Kira Coleman says being at college had helped her form bonds with other people and learn to trust again

A woman who was homeless and unemployed when she turned to a college course has praised her teachers for turning her life around.

Kira Coleman, 25, left home at 16 in Newcastle after a turbulent childhood and an experience left her with post-traumatic stress disorder at 18.

Ms Coleman, who was living in a homeless shelter and felt she had "no hope", enrolled on a music course at Middlesbrough College.

She is now studying for a degree.

Ms Coleman - who initially signed up for a access into higher education diploma - credited her teachers as being "the closest thing to family" she had ever had.

She said: "After leaving home, I moved around the North East a lot and fell in with the wrong crowds.

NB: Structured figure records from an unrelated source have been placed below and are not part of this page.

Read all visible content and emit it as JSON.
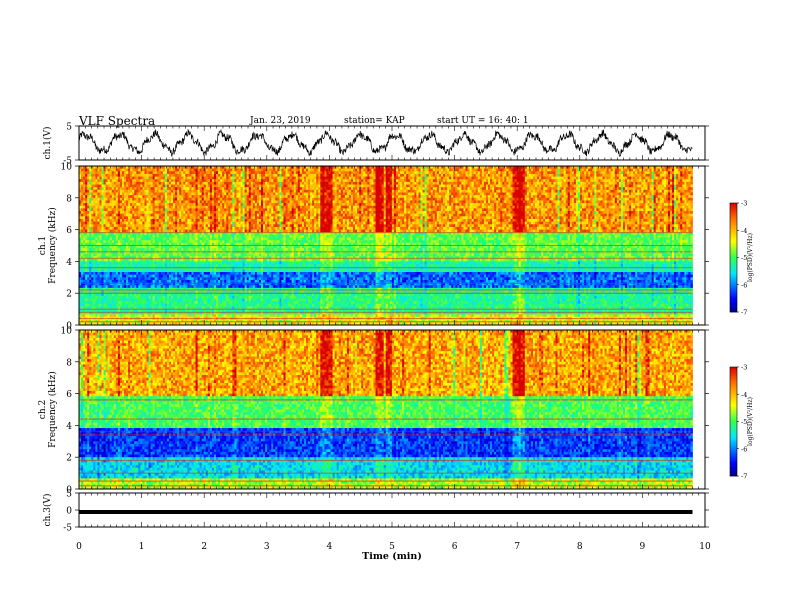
{
  "header": {
    "title": "VLF Spectra",
    "date": "Jan. 23, 2019",
    "station": "station= KAP",
    "start": "start  UT =   16: 40: 1"
  },
  "chart_data": [
    {
      "type": "line",
      "id": "ch1_voltage",
      "ylabel": "ch.1(V)",
      "ylim": [
        -5,
        5
      ],
      "yticks": [
        "5",
        "-5"
      ],
      "xlim": [
        0,
        10
      ],
      "x_end": 9.8,
      "trend": "noisy oscillation, amplitude about 2.5 V, period about 0.55 min, centered near 0 V"
    },
    {
      "type": "heatmap",
      "id": "ch1_spectrogram",
      "ylabel": "ch.1\nFrequency (kHz)",
      "ylim": [
        0,
        10
      ],
      "yticks": [
        "0",
        "2",
        "4",
        "6",
        "8",
        "10"
      ],
      "xlim": [
        0,
        10
      ],
      "x_end": 9.8,
      "colorbar": {
        "label": "log(PSD)(V²/Hz)",
        "ticks": [
          "-3",
          "-4",
          "-5",
          "-6",
          "-7"
        ],
        "range": [
          -7,
          -3
        ]
      },
      "bands": [
        {
          "from": 5.8,
          "to": 10.0,
          "level": -3.8,
          "jitter": 0.55
        },
        {
          "from": 4.0,
          "to": 5.8,
          "level": -4.9,
          "jitter": 0.35
        },
        {
          "from": 3.4,
          "to": 4.0,
          "level": -5.3,
          "jitter": 0.3
        },
        {
          "from": 2.4,
          "to": 3.4,
          "level": -6.1,
          "jitter": 0.45
        },
        {
          "from": 0.6,
          "to": 2.4,
          "level": -5.2,
          "jitter": 0.35
        },
        {
          "from": 0.0,
          "to": 0.6,
          "level": -4.4,
          "jitter": 0.5
        }
      ],
      "lines_khz": [
        0.2,
        0.4,
        0.8,
        1.0,
        2.0,
        2.2,
        2.6,
        3.6,
        4.2,
        4.6,
        5.0,
        5.8
      ],
      "strong_bursts_min": [
        3.9,
        4.0,
        4.8,
        4.95,
        7.0,
        7.05
      ]
    },
    {
      "type": "heatmap",
      "id": "ch2_spectrogram",
      "ylabel": "ch.2\nFrequency (kHz)",
      "ylim": [
        0,
        10
      ],
      "yticks": [
        "0",
        "2",
        "4",
        "6",
        "8",
        "10"
      ],
      "xlim": [
        0,
        10
      ],
      "x_end": 9.8,
      "colorbar": {
        "label": "log(PSD)(V²/Hz)",
        "ticks": [
          "-3",
          "-4",
          "-5",
          "-6",
          "-7"
        ],
        "range": [
          -7,
          -3
        ]
      },
      "bands": [
        {
          "from": 5.8,
          "to": 10.0,
          "level": -3.9,
          "jitter": 0.55
        },
        {
          "from": 3.8,
          "to": 5.8,
          "level": -5.0,
          "jitter": 0.35
        },
        {
          "from": 2.0,
          "to": 3.8,
          "level": -6.3,
          "jitter": 0.4
        },
        {
          "from": 0.6,
          "to": 2.0,
          "level": -5.6,
          "jitter": 0.4
        },
        {
          "from": 0.0,
          "to": 0.6,
          "level": -4.6,
          "jitter": 0.5
        }
      ],
      "lines_khz": [
        0.2,
        0.5,
        1.0,
        1.8,
        3.4,
        3.6,
        4.4,
        5.6
      ],
      "strong_bursts_min": [
        3.9,
        4.0,
        4.8,
        4.95,
        7.0,
        7.05
      ]
    },
    {
      "type": "line",
      "id": "ch3_voltage",
      "ylabel": "ch.3(V)",
      "ylim": [
        -5,
        5
      ],
      "yticks": [
        "5",
        "0",
        "-5"
      ],
      "xlim": [
        0,
        10
      ],
      "x_end": 9.8,
      "constant_value": 0,
      "xlabel": "Time (min)",
      "xticks": [
        "0",
        "1",
        "2",
        "3",
        "4",
        "5",
        "6",
        "7",
        "8",
        "9",
        "10"
      ]
    }
  ]
}
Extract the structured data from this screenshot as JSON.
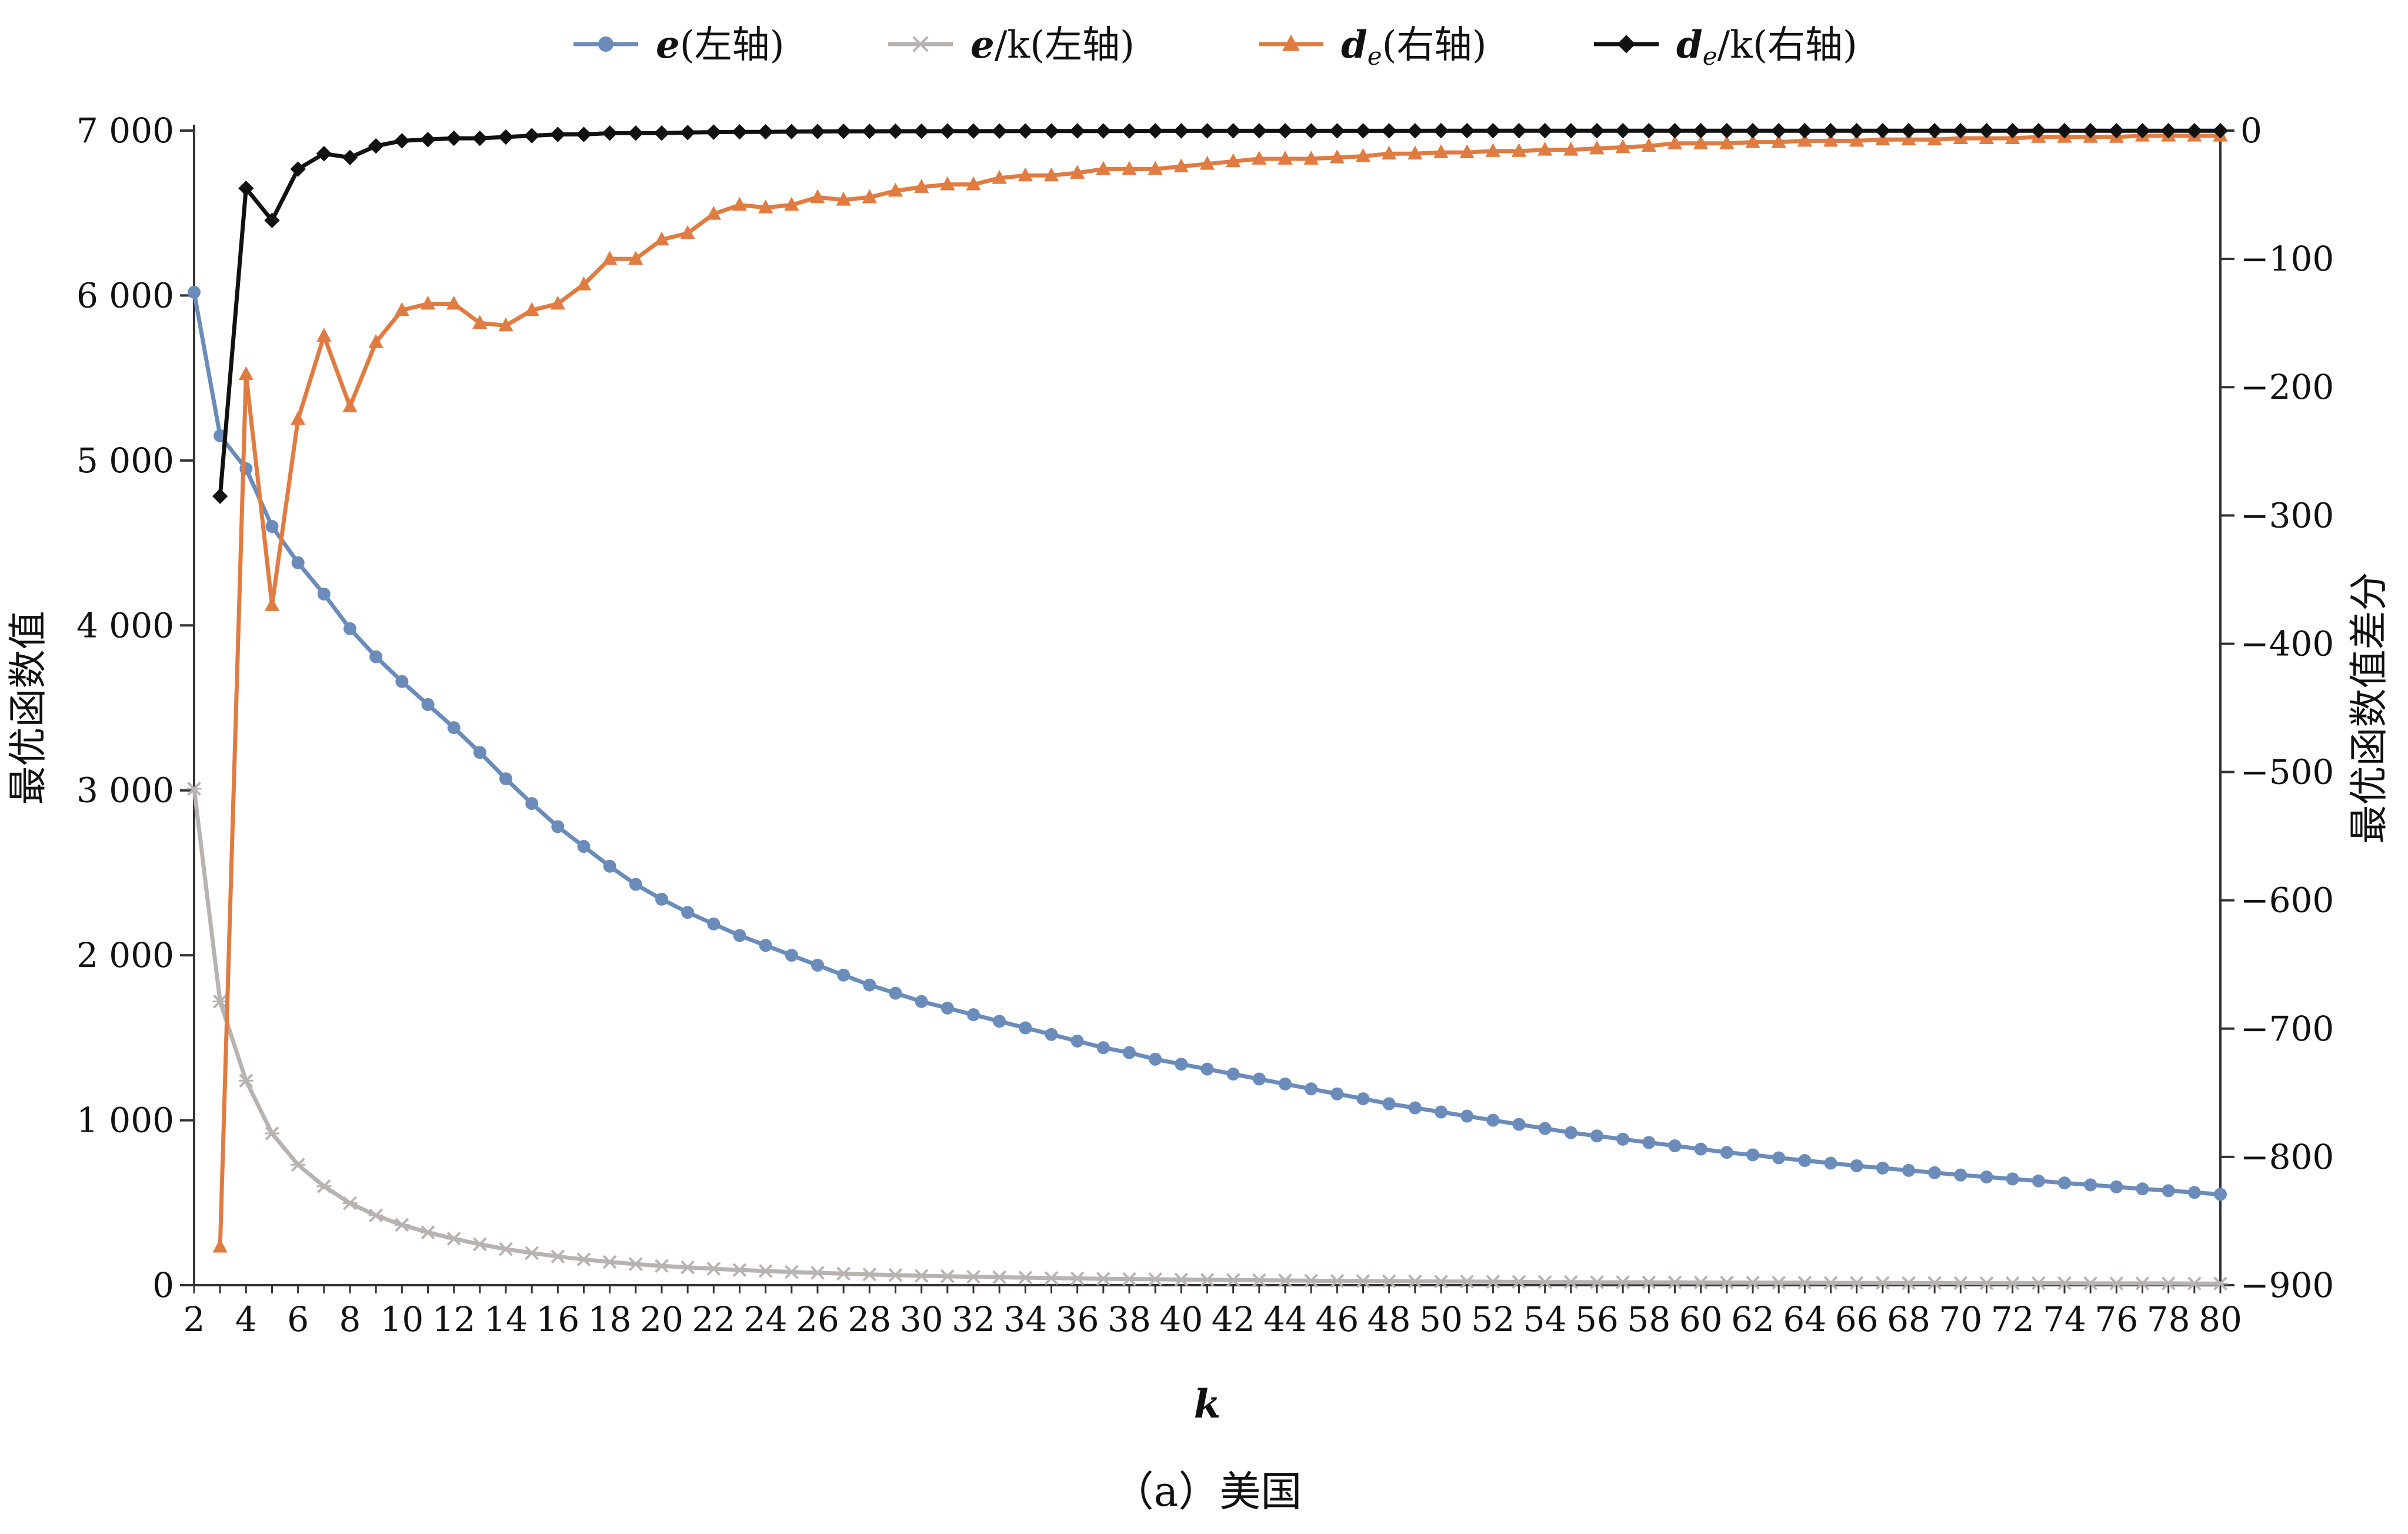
{
  "chart_data": {
    "type": "line",
    "title": "",
    "caption": "（a）美国",
    "xlabel": "k",
    "ylabel_left": "最优函数值",
    "ylabel_right": "最优函数值差分",
    "x": {
      "start": 2,
      "end": 80,
      "step": 1
    },
    "x_ticks": [
      2,
      4,
      6,
      8,
      10,
      12,
      14,
      16,
      18,
      20,
      22,
      24,
      26,
      28,
      30,
      32,
      34,
      36,
      38,
      40,
      42,
      44,
      46,
      48,
      50,
      52,
      54,
      56,
      58,
      60,
      62,
      64,
      66,
      68,
      70,
      72,
      74,
      76,
      78,
      80
    ],
    "y_left": {
      "min": 0,
      "max": 7000,
      "ticks": [
        0,
        1000,
        2000,
        3000,
        4000,
        5000,
        6000,
        7000
      ],
      "tick_labels": [
        "0",
        "1 000",
        "2 000",
        "3 000",
        "4 000",
        "5 000",
        "6 000",
        "7 000"
      ]
    },
    "y_right": {
      "min": -900,
      "max": 0,
      "ticks": [
        -900,
        -800,
        -700,
        -600,
        -500,
        -400,
        -300,
        -200,
        -100,
        0
      ],
      "tick_labels": [
        "−900",
        "−800",
        "−700",
        "−600",
        "−500",
        "−400",
        "−300",
        "−200",
        "−100",
        "0"
      ]
    },
    "legend_position": "top",
    "grid": false,
    "series": [
      {
        "name": "e(左轴)",
        "legend_main": "e",
        "legend_sub": "",
        "legend_tail": "(左轴)",
        "axis": "left",
        "color": "#6b8cba",
        "marker": "circle",
        "x_start": 2,
        "values": [
          6020,
          5150,
          4950,
          4600,
          4380,
          4190,
          3980,
          3810,
          3660,
          3520,
          3380,
          3230,
          3070,
          2920,
          2780,
          2660,
          2540,
          2430,
          2340,
          2260,
          2190,
          2120,
          2060,
          2000,
          1940,
          1880,
          1820,
          1770,
          1720,
          1680,
          1640,
          1600,
          1560,
          1520,
          1480,
          1440,
          1410,
          1370,
          1340,
          1310,
          1280,
          1250,
          1220,
          1190,
          1160,
          1130,
          1100,
          1075,
          1050,
          1025,
          1000,
          975,
          950,
          925,
          905,
          885,
          865,
          845,
          825,
          805,
          790,
          772,
          756,
          740,
          724,
          710,
          696,
          682,
          668,
          656,
          644,
          632,
          620,
          608,
          596,
          584,
          573,
          562,
          551
        ]
      },
      {
        "name": "e/k(左轴)",
        "legend_main": "e",
        "legend_sub": "",
        "legend_tail": "/k(左轴)",
        "axis": "left",
        "color": "#b8b3b0",
        "marker": "cross",
        "x_start": 2,
        "values": [
          3010,
          1720,
          1240,
          920,
          730,
          600,
          497,
          423,
          366,
          320,
          282,
          248,
          219,
          195,
          174,
          156,
          141,
          128,
          117,
          108,
          100,
          92,
          86,
          80,
          75,
          70,
          65,
          61,
          57,
          54,
          51,
          48,
          46,
          43,
          41,
          39,
          37,
          36,
          34,
          33,
          31,
          30,
          29,
          27,
          26,
          25,
          24,
          23,
          22,
          22,
          21,
          20,
          19,
          19,
          18,
          18,
          17,
          17,
          16,
          16,
          15,
          15,
          15,
          14,
          14,
          14,
          13,
          13,
          13,
          12,
          12,
          12,
          12,
          11,
          11,
          11,
          11,
          10,
          10
        ]
      },
      {
        "name": "de(右轴)",
        "legend_main": "d",
        "legend_sub": "e",
        "legend_tail": "(右轴)",
        "axis": "right",
        "color": "#e07b42",
        "marker": "triangle",
        "x_start": 3,
        "values": [
          -870,
          -190,
          -370,
          -225,
          -160,
          -215,
          -165,
          -140,
          -135,
          -135,
          -150,
          -152,
          -140,
          -135,
          -120,
          -100,
          -100,
          -85,
          -80,
          -65,
          -58,
          -60,
          -58,
          -52,
          -54,
          -52,
          -47,
          -44,
          -42,
          -42,
          -37,
          -35,
          -35,
          -33,
          -30,
          -30,
          -30,
          -28,
          -26,
          -24,
          -22,
          -22,
          -22,
          -21,
          -20,
          -18,
          -18,
          -17,
          -17,
          -16,
          -16,
          -15,
          -15,
          -14,
          -13,
          -12,
          -10,
          -10,
          -10,
          -9,
          -9,
          -8,
          -8,
          -8,
          -7,
          -7,
          -7,
          -6,
          -6,
          -6,
          -5,
          -5,
          -5,
          -5,
          -4,
          -4,
          -4,
          -4
        ]
      },
      {
        "name": "de/k(右轴)",
        "legend_main": "d",
        "legend_sub": "e",
        "legend_tail": "/k(右轴)",
        "axis": "right",
        "color": "#111111",
        "marker": "diamond",
        "x_start": 3,
        "values": [
          -285,
          -45,
          -70,
          -30,
          -18,
          -21,
          -12,
          -8,
          -7,
          -6,
          -6,
          -5,
          -4,
          -3,
          -3,
          -2,
          -2,
          -2,
          -1.5,
          -1.2,
          -1,
          -1,
          -0.8,
          -0.7,
          -0.6,
          -0.6,
          -0.5,
          -0.5,
          -0.4,
          -0.4,
          -0.4,
          -0.3,
          -0.3,
          -0.3,
          -0.3,
          -0.3,
          -0.2,
          -0.2,
          -0.2,
          -0.2,
          -0.2,
          -0.2,
          -0.2,
          -0.2,
          -0.2,
          -0.2,
          -0.2,
          -0.1,
          -0.1,
          -0.1,
          -0.1,
          -0.1,
          -0.1,
          -0.1,
          -0.1,
          -0.1,
          -0.1,
          -0.1,
          -0.1,
          -0.1,
          -0.1,
          -0.1,
          -0.1,
          -0.1,
          -0.1,
          -0.1,
          -0.1,
          -0.1,
          -0.1,
          -0.1,
          -0.1,
          -0.1,
          -0.1,
          -0.1,
          -0.1,
          -0.1,
          -0.1,
          -0.1
        ]
      }
    ]
  }
}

"I then went through an incredibly difficult experience which left me feeling like life wouldn't get any better.

"I had no contact with my family apart from my brother and I was a mess for a human being, so I went to college to sort my life out."

She said the college environment brought structure to her life and gave her a sense of responsibility.

She said it helped her form bonds with other people and learn to trust again

Image source, Middlesbrough College
Image caption,

She said she hoped to continue her studies with a masters in music therapy

Ms Coleman is now in the final year of a sound and music technology degree and also works as a casual technician at the Globe Theatre in Stockton.

She hopes to go to on to do a masters in music therapy.

She admitted she had not always been the "easiest of students", clashing with staff on numerous occasions, but said her teachers had changed her attitude and turned her life around.

She said: "Regardless of everything I've said and all the disruptions I've caused in class my teachers have been such strong supporters and understanding that my anger and upset wasn't directed at them, they were just in the firing line.

"They have had more faith in me than anybody in my life, and not to be too sentimental here but that lack of family over the years, the teachers have been the closest I've had to family."

Her tutor Jamie Donnelly said: "We're all so proud of how far she has come - and I've personally seen a profound change in her since she first came to us at the college."